Silicon Photonics for telecommunications

Silicon photonics deals with the study of photonic phenomena and devices that are based on silicon as an optical medium, with the final goal of integrating photonic and electronic functionalities in the same silicon chip. The starting system is Silicon-On-Insulator (SOI), which is subject to fabrication processes that rely on CMOS technology. Optical propagation takes place at the wavelength of optical fiber communications, i.e. around 1.54 micron, where silicon is transparent and Si-based waveguides with very low losses can be realized. Most promising applications in the area of optical communication range from transnational to local-area networks, as well as computer interconnections in data centers. Several large industries like IBM, Intel, ST Microelectronics as well as numerous laboratories worldwide are developing wide-range research programs in this area, which has bright potential for the development of novel solutions and applications for the global market.

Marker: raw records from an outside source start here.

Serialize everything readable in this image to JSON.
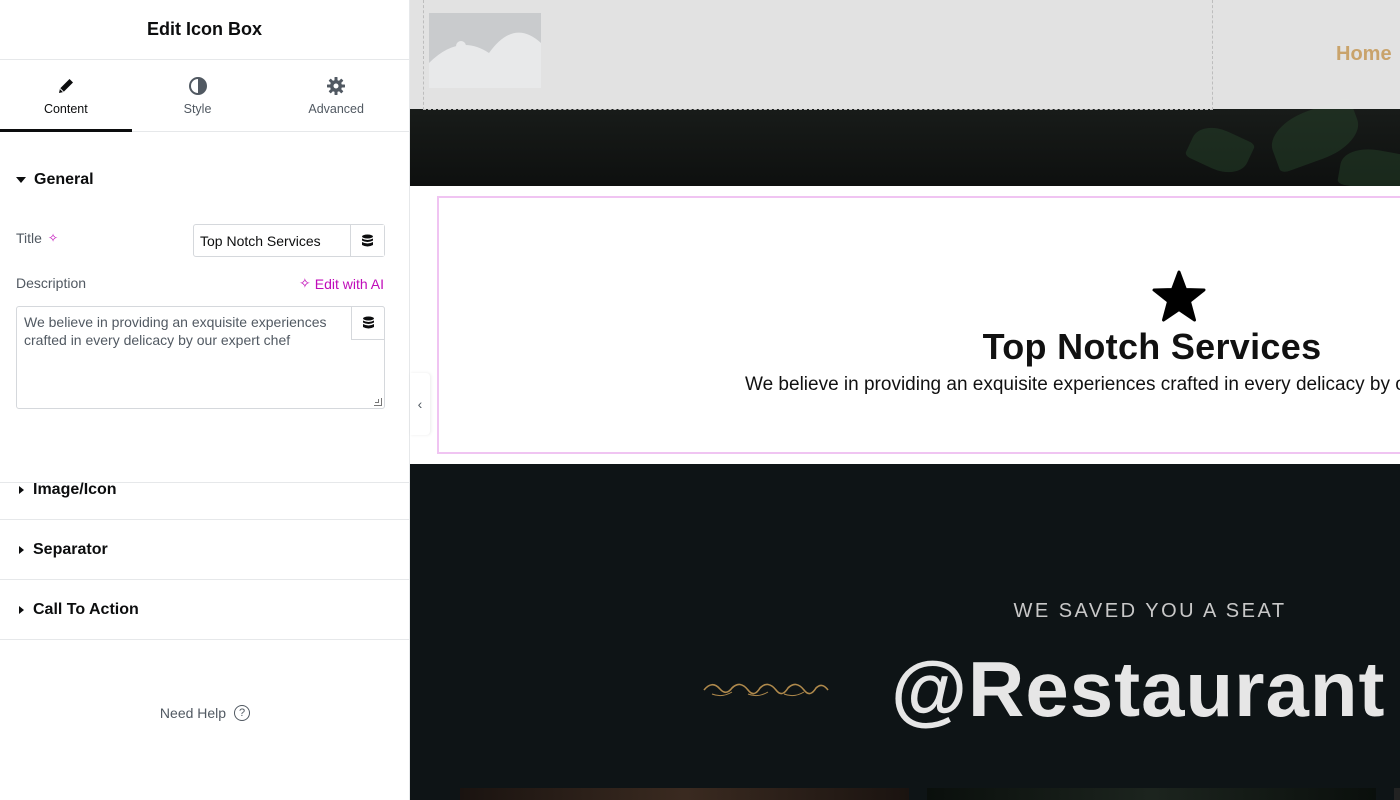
{
  "panel": {
    "title": "Edit Icon Box",
    "tabs": [
      {
        "label": "Content",
        "icon": "pencil-icon",
        "active": true
      },
      {
        "label": "Style",
        "icon": "half-circle-icon",
        "active": false
      },
      {
        "label": "Advanced",
        "icon": "gear-icon",
        "active": false
      }
    ],
    "general": {
      "label": "General",
      "title_label": "Title",
      "title_value": "Top Notch Services",
      "description_label": "Description",
      "edit_ai_label": "Edit with AI",
      "description_value": "We believe in providing an exquisite experiences crafted in every delicacy by our expert chef"
    },
    "sections": [
      {
        "label": "Image/Icon"
      },
      {
        "label": "Separator"
      },
      {
        "label": "Call To Action"
      }
    ],
    "need_help": "Need Help",
    "help_glyph": "?",
    "collapse_glyph": "‹"
  },
  "preview": {
    "nav_home": "Home",
    "iconbox_title": "Top Notch Services",
    "iconbox_desc": "We believe in providing an exquisite experiences crafted in every delicacy by our expert chef",
    "seat_text": "WE SAVED YOU A SEAT",
    "handle_text": "@Restaurant"
  },
  "colors": {
    "ai_accent": "#c00bb9",
    "nav_gold": "#c9a36b",
    "iconbox_outline": "#f0c4f2",
    "dark_bg": "#0e1416"
  }
}
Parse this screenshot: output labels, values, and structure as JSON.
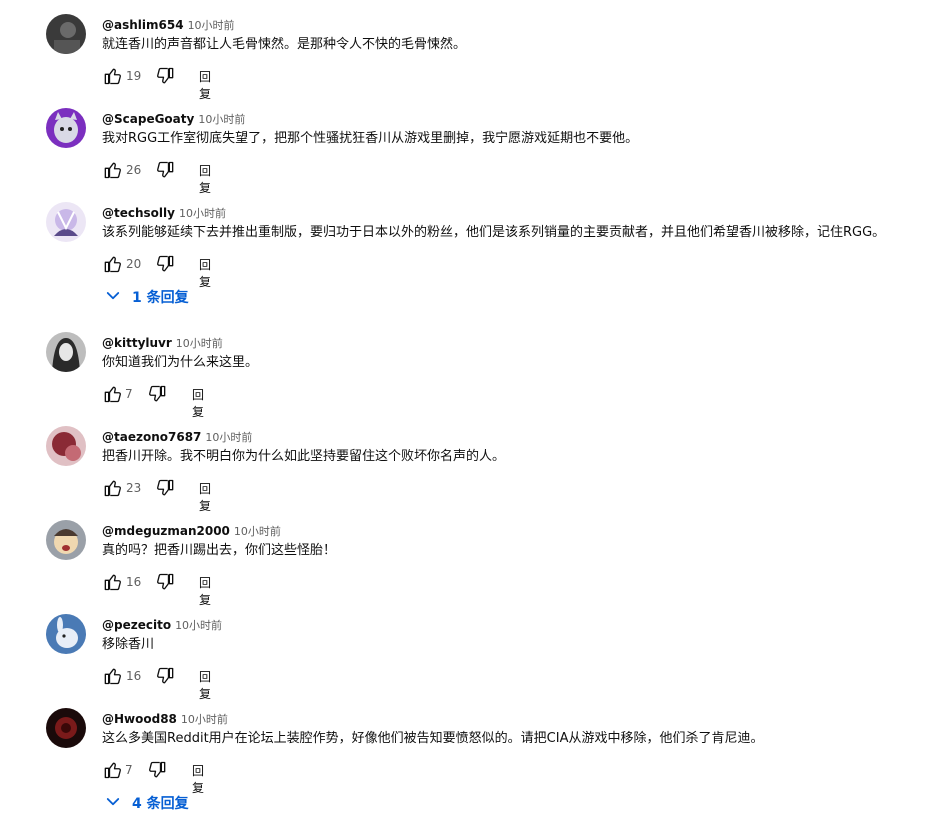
{
  "actions": {
    "reply_label": "回复"
  },
  "comments": [
    {
      "author": "@ashlim654",
      "time": "10小时前",
      "text": "就连香川的声音都让人毛骨悚然。是那种令人不快的毛骨悚然。",
      "likes": "19",
      "avatar_colors": [
        "#3a3a3a",
        "#6a6a6a"
      ]
    },
    {
      "author": "@ScapeGoaty",
      "time": "10小时前",
      "text": "我对RGG工作室彻底失望了，把那个性骚扰狂香川从游戏里删掉，我宁愿游戏延期也不要他。",
      "likes": "26",
      "avatar_colors": [
        "#7b2fbf",
        "#d9d9e6"
      ]
    },
    {
      "author": "@techsolly",
      "time": "10小时前",
      "text": "该系列能够延续下去并推出重制版，要归功于日本以外的粉丝，他们是该系列销量的主要贡献者，并且他们希望香川被移除，记住RGG。",
      "likes": "20",
      "avatar_colors": [
        "#c9b8e8",
        "#5a4a8a"
      ]
    },
    {
      "author": "@kittyluvr",
      "time": "10小时前",
      "text": "你知道我们为什么来这里。",
      "likes": "7",
      "avatar_colors": [
        "#2a2a2a",
        "#bdbdbd"
      ]
    },
    {
      "author": "@taezono7687",
      "time": "10小时前",
      "text": "把香川开除。我不明白你为什么如此坚持要留住这个败坏你名声的人。",
      "likes": "23",
      "avatar_colors": [
        "#8a2a35",
        "#e0c0c4"
      ]
    },
    {
      "author": "@mdeguzman2000",
      "time": "10小时前",
      "text": "真的吗？把香川踢出去，你们这些怪胎！",
      "likes": "16",
      "avatar_colors": [
        "#4a3a30",
        "#f0d8b0"
      ]
    },
    {
      "author": "@pezecito",
      "time": "10小时前",
      "text": "移除香川",
      "likes": "16",
      "avatar_colors": [
        "#4a7ab5",
        "#e8eef7"
      ]
    },
    {
      "author": "@Hwood88",
      "time": "10小时前",
      "text": "这么多美国Reddit用户在论坛上装腔作势，好像他们被告知要愤怒似的。请把CIA从游戏中移除，他们杀了肯尼迪。",
      "likes": "7",
      "avatar_colors": [
        "#1a0a0a",
        "#7a1a1a"
      ]
    }
  ],
  "reply_toggles": [
    {
      "label": "1 条回复"
    },
    {
      "label": "4 条回复"
    }
  ],
  "accent_color": "#065fd4"
}
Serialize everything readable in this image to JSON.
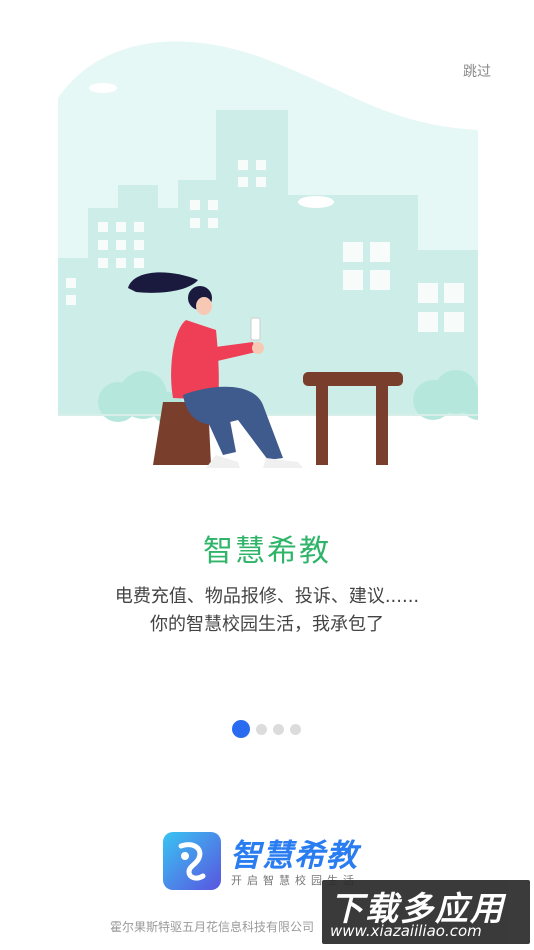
{
  "skip_label": "跳过",
  "title": "智慧希教",
  "description_line1": "电费充值、物品报修、投诉、建议......",
  "description_line2": "你的智慧校园生活，我承包了",
  "pagination": {
    "total": 4,
    "active_index": 1
  },
  "brand": {
    "name": "智慧希教",
    "slogan": "开启智慧校园生活"
  },
  "company": "霍尔果斯特驱五月花信息科技有限公司",
  "watermark": {
    "text": "下载多应用",
    "url": "www.xiazaiiliao.com"
  },
  "colors": {
    "title": "#2fb46a",
    "active_dot": "#2a6cf0",
    "brand": "#2a7df0",
    "bg_building": "#d6f3ee"
  }
}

Our research in silicon photonics for telecommunications is focused on the problem of coupling the optical signal from a single-mode optical fiber into an integrated silicon chip. This is a crucial issue for connecting the long-distance telecom network to optical silicon-based devices. Specifically, we aim at designing and realizing a two-dimensional grating coupler which couples the unpolarized light signal from an optical fiber into two silicon waveguides on SOI, with the maximum coupling efficiency and with the minimum dependence on the polarization status of light in the fiber. The activity falls within EU FP7 project "FABULOUS", which deals with a new generation of Passive Optical Networks. Grating couplers are designed in Pavia (Physics Department), fabricated at CEA-LETI (Grenoble), tested in Pavia (Engineering Department), and finally packaged at Tyndall Institute (Cork). Other devices that are designed and realized within the project include passive components (tapered waveguides, Mach-Zehnder interferometers) and active ones (SOA, modulators).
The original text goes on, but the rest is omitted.